NEW YORK (Reuter) - The Clinton Administration is committed to progress in combatting the AIDS epidemic and has made research to develop an AIDS vaccine a priority, Secretary of Health and Human Services Donna Shalala said Monday. Shalala told reporters at the dedication of new AIDS research laboratories in New York -- the city with the highest number of HIV/AIDS cases in the United States -- that the government wants to reflect the work of scientists worldwide. "A vaccine research ought to be at the top of our priority list and we expect over the next month or so to have some things to say in that area," she said.

The Human Immunodeficiency Virus (HIV), often transmitted through sexual contact or the use of unsterilized needles in drug injection, can lead to Acquired Immune Deficiency Syndrome (AIDS), which is incurable and nearly always fatal.

Shalala gave no other details and declined to discuss her future in the administration, in transition after President Clinton's re-election to a second term Nov. 5. "I have no announcement as to my own plans, as to my own desires until I've had an opportunity to talk to the president," she told a news conference at the Aaron Diamond AIDS Research Center, the largest independent AIDS research laboratory in the world.

"The president's commitment is firm both in this country's domestic commitments and its financial commitments, as well as its international commitments on AIDS and we expect to move forward, more collaboratively than we started out," she said.

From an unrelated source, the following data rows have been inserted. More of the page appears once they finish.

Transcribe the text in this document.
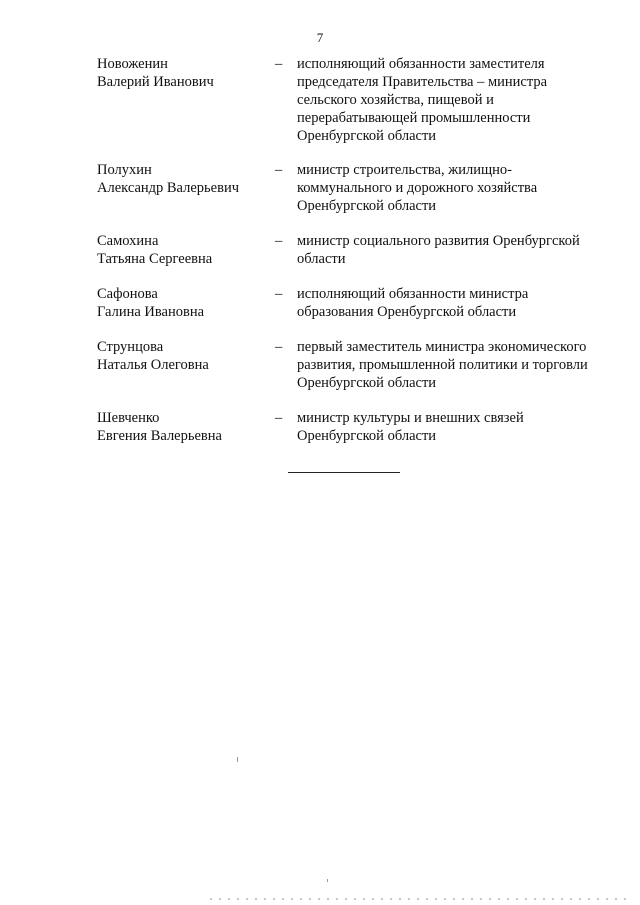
7
Новоженин
Валерий Иванович
– исполняющий обязанности заместителя
председателя Правительства – министра
сельского хозяйства, пищевой и
перерабатывающей промышленности
Оренбургской области
Полухин
Александр Валерьевич
– министр строительства, жилищно-
коммунального и дорожного хозяйства
Оренбургской области
Самохина
Татьяна Сергеевна
– министр социального развития Оренбургской
области
Сафонова
Галина Ивановна
– исполняющий обязанности министра
образования Оренбургской области
Струнцова
Наталья Олеговна
– первый заместитель министра экономического
развития, промышленной политики и торговли
Оренбургской области
Шевченко
Евгения Валерьевна
– министр культуры и внешних связей
Оренбургской области
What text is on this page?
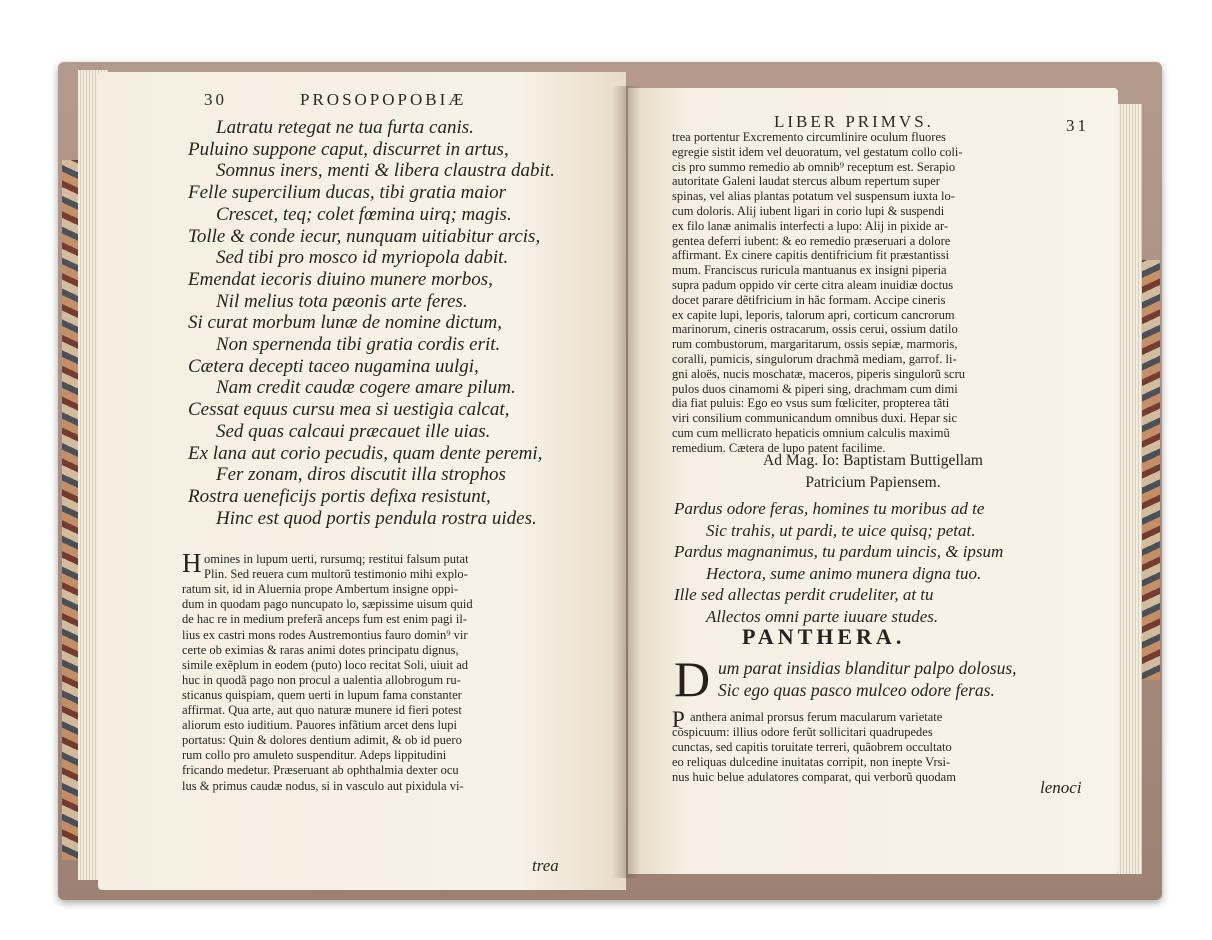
30	PROSOPOPOBIÆ
Latratu retegat ne tua furta canis.
Puluino suppone caput, discurret in artus,
Somnus iners, menti & libera claustra dabit.
Felle supercilium ducas, tibi gratia maior
Crescet, teq; colet fœmina uirq; magis.
Tolle & conde iecur, nunquam uitiabitur arcis,
Sed tibi pro mosco id myriopola dabit.
Emendat iecoris diuino munere morbos,
Nil melius tota pæonis arte feres.
Si curat morbum lunæ de nomine dictum,
Non spernenda tibi gratia cordis erit.
Cætera decepti taceo nugamina uulgi,
Nam credit caudæ cogere amare pilum.
Cessat equus cursu mea si uestigia calcat,
Sed quas calcaui præcauet ille uias.
Ex lana aut corio pecudis, quam dente peremi,
Fer zonam, diros discutit illa strophos
Rostra ueneficijs portis defixa resistunt,
Hinc est quod portis pendula rostra uides.
H omines in lupum uerti, rursumq; restitui falsum putat
Plin. Sed reuera cum multorũ testimonio mihi explo-
ratum sit, id in Aluernia prope Ambertum insigne oppi-
dum in quodam pago nuncupato lo, sæpissime uisum quid
de hac re in medium preferã anceps fum est enim pagi il-
lius ex castri mons rodes Austremontius fauro domin⁹ vir
certe ob eximias & raras animi dotes principatu dignus,
simile exẽplum in eodem (puto) loco recitat Soli, uiuit ad
huc in quodã pago non procul a ualentia allobrogum ru-
sticanus quispiam, quem uerti in lupum fama constanter
affirmat. Qua arte, aut quo naturæ munere id fieri potest
aliorum esto iuditium. Pauores infãtium arcet dens lupi
portatus: Quin & dolores dentium adimit, & ob id puero
rum collo pro amuleto suspenditur. Adeps lippitudini
fricando medetur. Præseruant ab ophthalmia dexter ocu
lus & primus caudæ nodus, si in vasculo aut pixidula vi-
trea
LIBER PRIMVS.	31
trea portentur Excremento circumlinire oculum fluores
egregie sistit idem vel deuoratum, vel gestatum collo coli-
cis pro summo remedio ab omnib⁹ receptum est. Serapio
autoritate Galeni laudat stercus album repertum super
spinas, vel alias plantas potatum vel suspensum iuxta lo-
cum doloris. Alij iubent ligari in corio lupi & suspendi
ex filo lanæ animalis interfecti a lupo: Alij in pixide ar-
gentea deferri iubent: & eo remedio præseruari a dolore
affirmant. Ex cinere capitis dentifricium fit præstantissi
mum. Franciscus ruricula mantuanus ex insigni piperia
supra padum oppido vir certe citra aleam inuidiæ doctus
docet parare dẽtifricium in hãc formam. Accipe cineris
ex capite lupi, leporis, talorum apri, corticum cancrorum
marinorum, cineris ostracarum, ossis cerui, ossium datilo
rum combustorum, margaritarum, ossis sepiæ, marmoris,
coralli, pumicis, singulorum drachmã mediam, garrof. li-
gni aloës, nucis moschatæ, maceros, piperis singulorũ scru
pulos duos cinamomi & piperi sing, drachmam cum dimi
dia fiat puluis: Ego eo vsus sum fœliciter, propterea tãti
viri consilium communicandum omnibus duxi. Hepar sic
cum cum mellicrato hepaticis omnium calculis maximũ
remedium. Cætera de lupo patent facilime.
Ad Mag. Io: Baptistam Buttigellam
Patricium Papiensem.
Pardus odore feras, homines tu moribus ad te
Sic trahis, ut pardi, te uice quisq; petat.
Pardus magnanimus, tu pardum uincis, & ipsum
Hectora, sume animo munera digna tuo.
Ille sed allectas perdit crudeliter, at tu
Allectos omni parte iuuare studes.
PANTHERA.
D um parat insidias blanditur palpo dolosus,
Sic ego quas pasco mulceo odore feras.
P anthera animal prorsus ferum macularum varietate
cõspicuum: illius odore ferũt sollicitari quadrupedes
cunctas, sed capitis toruitate terreri, quãobrem occultato
eo reliquas dulcedine inuitatas corripit, non inepte Vrsi-
nus huic belue adulatores comparat, qui verborũ quodam
lenoci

Last week in Birmingham, England, researchers at the Third International Congress on Drug Therapy in HIV Infection said they were encouraged by the performance of a new class of drugs known as non-nucleoside reverse transcriptase inhibitors (NNRTIs).

It was the first documented evidence that a new "cocktail" of drugs can eliminate all detectable levels of the AIDS virus from bodily tissues where it is known to hide. The drugs worked as well as the highly touted protease inhibitors, doctors at the Birmingham conference said.

Aaron Diamond Center director David Ho said that "now, instead of having a few relatively weak drugs against HIV, we have 10 retroviral agents. Over the last couple of years we have learned how to combine some of them into potent combinations and those are now achieving a dramatic effect on controlling the replication of the virus and that is beginning to yield real differences for patients."

He said the five new laboratories would allow the center to do more work in molecular retrovirology, immunology and the viral dynamics of HIV as well as increase the team of scientists, researchers and staff to 120 from 70.